The issue at stake here for those in the poorest regions of the world is one of health justice. About 90 percent of the world health budget is being spent on 10 percent of the world population. The issue, put starkly, is this: why are so few resources poured into curing the most basic, preventable diseases, when so many resources are dedicated to stem cell research? This applies to all forms of stem cell research, from adult stem cell research through to embryonic stem cell research. This problem is compounded by fears that unregulated stem cell treatment will proliferate in nations that do not have the legal and regulatory infrastructure to cope. The need for ova in embryonic stem cell research has given rise to a new form of exploitation of women.
As expected the issue is not one of protecting the unborn made in the image of God, but of health justice (a nerve jangling phrase), the principle that the equal distribution of the benefits derived from experimenting on the unborn is more important than their destruction.

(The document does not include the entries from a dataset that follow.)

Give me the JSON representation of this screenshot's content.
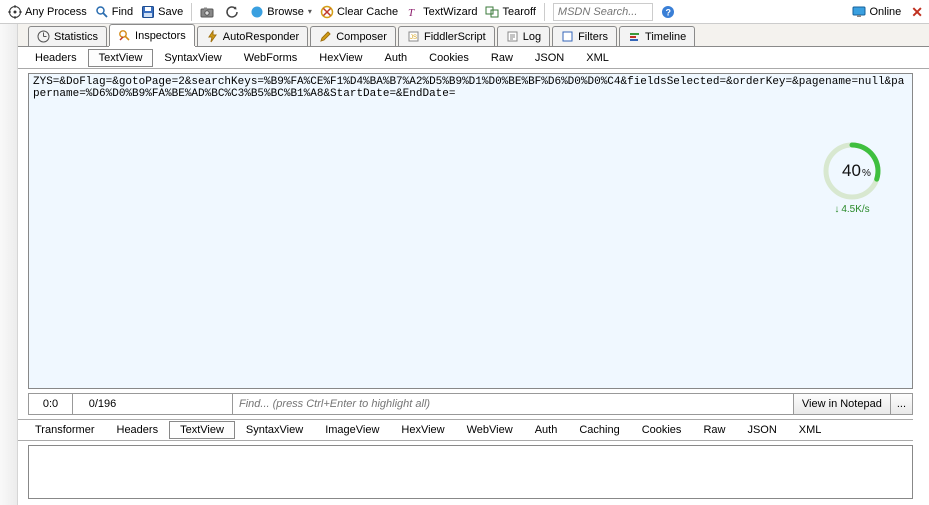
{
  "toolbar": {
    "anyProcess": "Any Process",
    "find": "Find",
    "save": "Save",
    "browse": "Browse",
    "clearCache": "Clear Cache",
    "textWizard": "TextWizard",
    "tearoff": "Tearoff",
    "msdnPlaceholder": "MSDN Search...",
    "online": "Online"
  },
  "tabs": {
    "statistics": "Statistics",
    "inspectors": "Inspectors",
    "autoResponder": "AutoResponder",
    "composer": "Composer",
    "fiddlerScript": "FiddlerScript",
    "log": "Log",
    "filters": "Filters",
    "timeline": "Timeline"
  },
  "reqTabs": {
    "headers": "Headers",
    "textView": "TextView",
    "syntaxView": "SyntaxView",
    "webForms": "WebForms",
    "hexView": "HexView",
    "auth": "Auth",
    "cookies": "Cookies",
    "raw": "Raw",
    "json": "JSON",
    "xml": "XML"
  },
  "requestBody": "ZYS=&DoFlag=&gotoPage=2&searchKeys=%B9%FA%CE%F1%D4%BA%B7%A2%D5%B9%D1%D0%BE%BF%D6%D0%D0%C4&fieldsSelected=&orderKey=&pagename=null&papername=%D6%D0%B9%FA%BE%AD%BC%C3%B5%BC%B1%A8&StartDate=&EndDate=",
  "gauge": {
    "percent": "40",
    "percentSymbol": "%",
    "rate": "4.5K/s"
  },
  "findRow": {
    "pos": "0:0",
    "count": "0/196",
    "placeholder": "Find... (press Ctrl+Enter to highlight all)",
    "viewInNotepad": "View in Notepad",
    "more": "..."
  },
  "respTabs": {
    "transformer": "Transformer",
    "headers": "Headers",
    "textView": "TextView",
    "syntaxView": "SyntaxView",
    "imageView": "ImageView",
    "hexView": "HexView",
    "webView": "WebView",
    "auth": "Auth",
    "caching": "Caching",
    "cookies": "Cookies",
    "raw": "Raw",
    "json": "JSON",
    "xml": "XML"
  },
  "icons": {
    "target": "target-icon",
    "find": "find-icon",
    "save": "save-icon",
    "camera": "camera-icon",
    "refresh": "refresh-icon",
    "browse": "ie-icon",
    "clear": "clear-cache-icon",
    "textWizard": "textwizard-icon",
    "tearoff": "tearoff-icon",
    "help": "help-icon",
    "online": "monitor-icon"
  }
}
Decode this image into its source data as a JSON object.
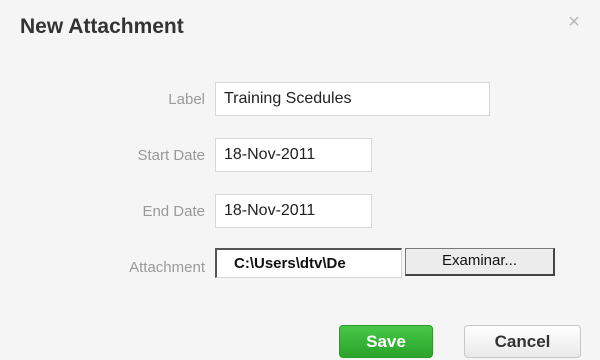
{
  "dialog": {
    "title": "New Attachment",
    "close_glyph": "×"
  },
  "form": {
    "label": {
      "label": "Label",
      "value": "Training Scedules"
    },
    "start_date": {
      "label": "Start Date",
      "value": "18-Nov-2011"
    },
    "end_date": {
      "label": "End Date",
      "value": "18-Nov-2011"
    },
    "attachment": {
      "label": "Attachment",
      "path": "C:\\Users\\dtv\\De",
      "browse_label": "Examinar..."
    }
  },
  "buttons": {
    "save": "Save",
    "cancel": "Cancel"
  },
  "colors": {
    "save_button": "#35b335",
    "label_text": "#9a9a9a"
  }
}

Dr Fabian Salazar Guerrero from Latin America challenged his listeners: “The problems discussed in this consultation have world dimensions. But those in the poorest regions of the world are excluded from discussions. This exclusion kills in a long agony”.
This was the most perversely misguided paragraph: surely being excluded from the discussions of a coterie of bombastic self-righteous scientists, ethicists and theologians would be cause for rejoicing; to be present would have been a long agony.